Question about Kegging

Homebrew Talk - Beer, Wine, Mead, & Cider Brewing Discussion Forum

Help Support Homebrew Talk - Beer, Wine, Mead, & Cider Brewing Discussion Forum:

This site may earn a commission from merchant affiliate links, including eBay, Amazon, and others.

motorider

New Member
Joined
Dec 11, 2011
Messages
2
Reaction score
0
Location
Chula Vista
This is my first post, so if it is in the wrong section let me know. I have an IPA that I brewed on 11/24, I left it in primary fermentation for 10 days then am planning on leaving it dry hopped in secondary for 21 days. I know that if I bottle it then (around 12/26) it will need to spend 3 weeks getting carbonated. However, I'm thinking about taking this out to my brother-in-laws house around new years and wondered if I kegged it to carbonate if it would be ready to drink. So my real question is, if it spent 3 weeks in secondary fermentation, will it still need another 3 weeks or so to condition?
Thanks in advance.
 
There is no cure for green beer -- other than time -- regardless of your carbing method.

That being said, you can force carb in 2-3 days. In my limited bottling experience (~50 gallons), it'll be properly carbed in 7-10 days, the extra 14 days is more to let the flavors settle.
 
There is no cure for green beer -- other than time -- regardless of your carbing method.
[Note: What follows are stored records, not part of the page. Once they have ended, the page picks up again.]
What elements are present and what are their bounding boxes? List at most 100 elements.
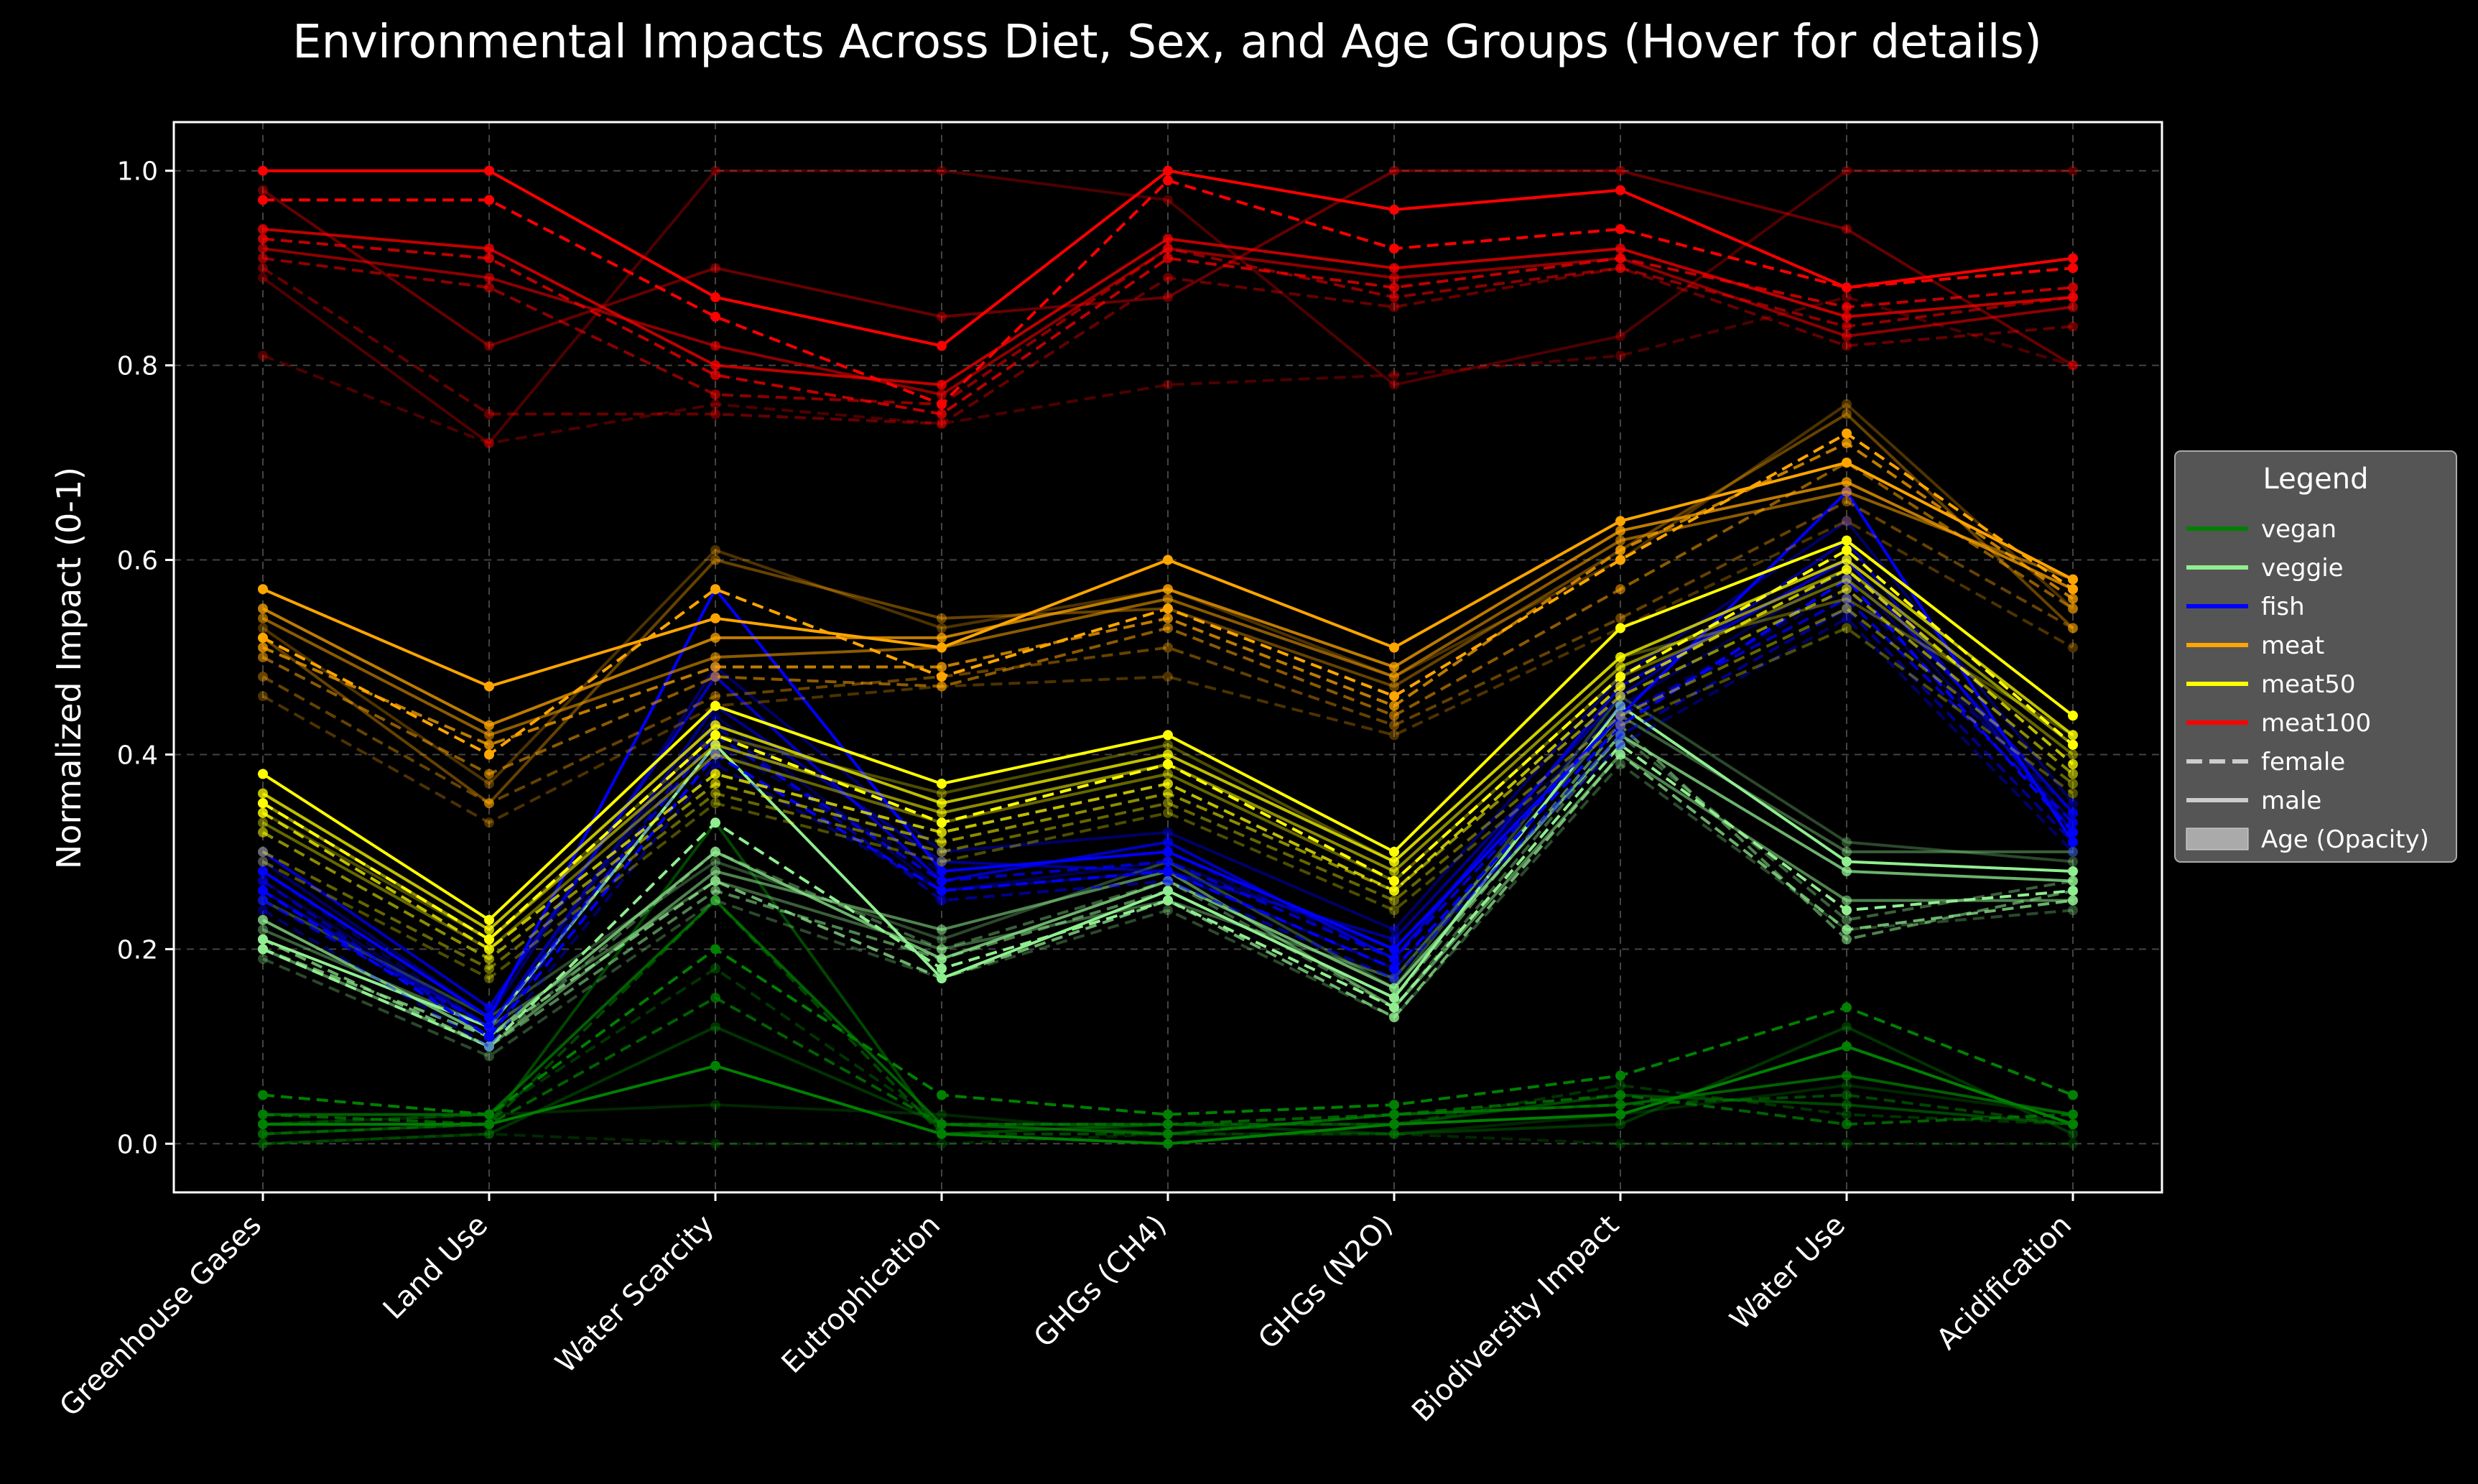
data-point-veggie: [1842, 924, 1852, 935]
data-point-vegan: [710, 1021, 720, 1032]
data-point-vegan: [1842, 1080, 1852, 1090]
data-point-veggie: [710, 866, 720, 876]
series-line-fish-female: [261, 588, 2074, 1029]
data-point-veggie: [710, 846, 720, 857]
data-point-vegan: [1389, 1109, 1399, 1120]
data-point-meat100: [1842, 331, 1852, 341]
data-point-meat50: [1389, 905, 1399, 916]
data-point-fish: [1842, 603, 1852, 614]
data-point-meat100: [1615, 244, 1625, 254]
data-point-meat: [258, 623, 268, 634]
data-point-fish: [1163, 856, 1173, 867]
data-point-veggie: [1389, 1012, 1399, 1023]
data-point-meat100: [258, 224, 268, 234]
data-point-meat50: [484, 944, 494, 955]
data-point-fish: [710, 759, 720, 769]
data-point-fish: [1389, 953, 1399, 964]
legend-swatch-patch: [2186, 827, 2249, 850]
data-point-meat100: [710, 263, 720, 274]
data-point-meat: [1163, 584, 1173, 595]
data-point-veggie: [1842, 895, 1852, 906]
data-point-meat100: [2068, 292, 2078, 302]
data-point-fish: [1389, 934, 1399, 945]
data-point-veggie: [1842, 905, 1852, 916]
data-point-meat100: [258, 165, 268, 176]
data-point-meat50: [710, 769, 720, 779]
data-point-vegan: [710, 1060, 720, 1071]
data-point-vegan: [2068, 1119, 2078, 1130]
data-point-meat50: [1842, 603, 1852, 614]
data-point-meat: [1389, 681, 1399, 692]
y-tick-label: 1.0: [117, 157, 158, 187]
legend: Legend vegan veggie fish meat meat50 meat100 f…: [2174, 450, 2457, 863]
data-point-meat50: [1615, 681, 1625, 692]
data-point-meat100: [484, 438, 494, 448]
data-point-vegan: [710, 944, 720, 955]
data-point-meat50: [1615, 652, 1625, 662]
data-point-fish: [1163, 846, 1173, 857]
data-point-meat: [484, 730, 494, 741]
data-point-veggie: [258, 914, 268, 925]
data-point-fish: [1615, 710, 1625, 721]
data-point-veggie: [1389, 1002, 1399, 1013]
data-point-meat50: [1389, 886, 1399, 896]
data-point-fish: [1389, 944, 1399, 955]
data-point-meat: [1389, 642, 1399, 653]
legend-label: female: [2261, 748, 2345, 776]
data-point-meat100: [1842, 302, 1852, 312]
series-line-fish-male: [261, 519, 2074, 1019]
data-point-veggie: [1389, 993, 1399, 1003]
data-point-meat100: [937, 389, 947, 400]
data-point-fish: [1389, 924, 1399, 935]
data-point-meat50: [1615, 691, 1625, 702]
data-point-meat100: [1389, 370, 1399, 381]
data-point-meat50: [1842, 555, 1852, 565]
data-point-meat100: [1163, 233, 1173, 244]
data-point-meat50: [484, 914, 494, 925]
series-line-meat100-female: [262, 237, 2074, 416]
data-point-vegan: [937, 1090, 947, 1100]
data-point-meat: [710, 662, 720, 672]
data-point-fish: [1389, 963, 1399, 974]
data-point-meat50: [937, 779, 947, 789]
data-point-fish: [484, 1012, 494, 1023]
data-point-fish: [1842, 593, 1852, 604]
data-point-meat50: [258, 846, 268, 857]
data-point-meat100: [937, 418, 947, 429]
data-point-meat50: [710, 788, 720, 799]
data-point-vegan: [1615, 1080, 1625, 1090]
data-point-meat50: [710, 730, 720, 741]
data-point-meat50: [1615, 623, 1625, 634]
data-point-vegan: [258, 1119, 268, 1130]
data-point-veggie: [1842, 914, 1852, 925]
data-point-meat100: [710, 340, 720, 351]
data-point-vegan: [484, 1128, 494, 1139]
data-point-fish: [258, 866, 268, 876]
data-point-meat: [937, 672, 947, 682]
data-point-meat100: [2068, 263, 2078, 274]
data-point-meat100: [1842, 340, 1852, 351]
data-point-meat100: [937, 399, 947, 409]
data-point-meat100: [710, 311, 720, 322]
data-point-vegan: [1389, 1128, 1399, 1139]
data-point-meat100: [484, 438, 494, 448]
data-point-meat50: [258, 769, 268, 779]
data-point-vegan: [258, 1109, 268, 1120]
data-point-meat50: [258, 856, 268, 867]
data-point-fish: [2068, 846, 2078, 857]
data-point-vegan: [1389, 1119, 1399, 1130]
y-tick-label: 0.6: [117, 547, 158, 576]
data-point-meat100: [1163, 379, 1173, 390]
y-tick-label: 0.4: [117, 741, 158, 770]
data-point-meat50: [258, 798, 268, 809]
data-point-vegan: [937, 1138, 947, 1149]
data-point-fish: [937, 886, 947, 896]
data-point-meat100: [484, 340, 494, 351]
data-point-meat: [1389, 691, 1399, 702]
data-point-veggie: [1615, 700, 1625, 711]
data-point-veggie: [258, 944, 268, 955]
data-point-veggie: [1842, 856, 1852, 867]
data-point-vegan: [258, 1090, 268, 1100]
data-point-fish: [484, 1012, 494, 1023]
data-point-fish: [1842, 574, 1852, 585]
That being said, you can force carb in 2-3 days. In my limited bottling experience (~50 gallons), it'll be properly carbed in 7-10 days, the extra 14 days is more to let the flavors settle.

So I can't trade off the time the beer spent in the secondary fermentation, for the conditioning it would get in the bottle?
 
So I can't trade off the time the beer spent in the secondary fermentation, for the conditioning it would get in the bottle?

Not quite. I'm assuming you are dry-hopping and that is where the problem is. Once you get the wort off the hops, it'll stop imparting the hop flavor. Based on your timeline, you need to get it carbed or bottled ASAP to be ready for new years. From my limited IPA experience, hoppiness usually starts to level out around day 14 which would give you some more conditioning time in the keg or bottle.

I'd taste it every two days starting on the 10th in the secondary. When it hits your desired hoppiness, or is the hop flavor has maxed out, get it carbed then instead of letting sit for the full 21 days.
 
So you're looking at 4 weeks in fermentation and then wanting to drink 5 days after kegging it. I think you'll be okay, keg it on 12/26. Put it in the fridge at 20 psi for 24 hours and then adjust the pressure down to serving pressure. Let it there for the remainder of the time until you are ready to drink it. I would try a pint or 2 the day before you serve it just to be sure. It will be a little rushed, but I would think drinkable. The hop character should be pretty prominent, that will fade pretty quick with an IPA so drinking it early may be the way to go. If it were me, I'd leave it in the primary the whole 4 weeks and add the dry hops in there. Keeping it on the yeast cake the whole 4 weeks could help get rid of any off flavor compounds a little quicker but that's just me.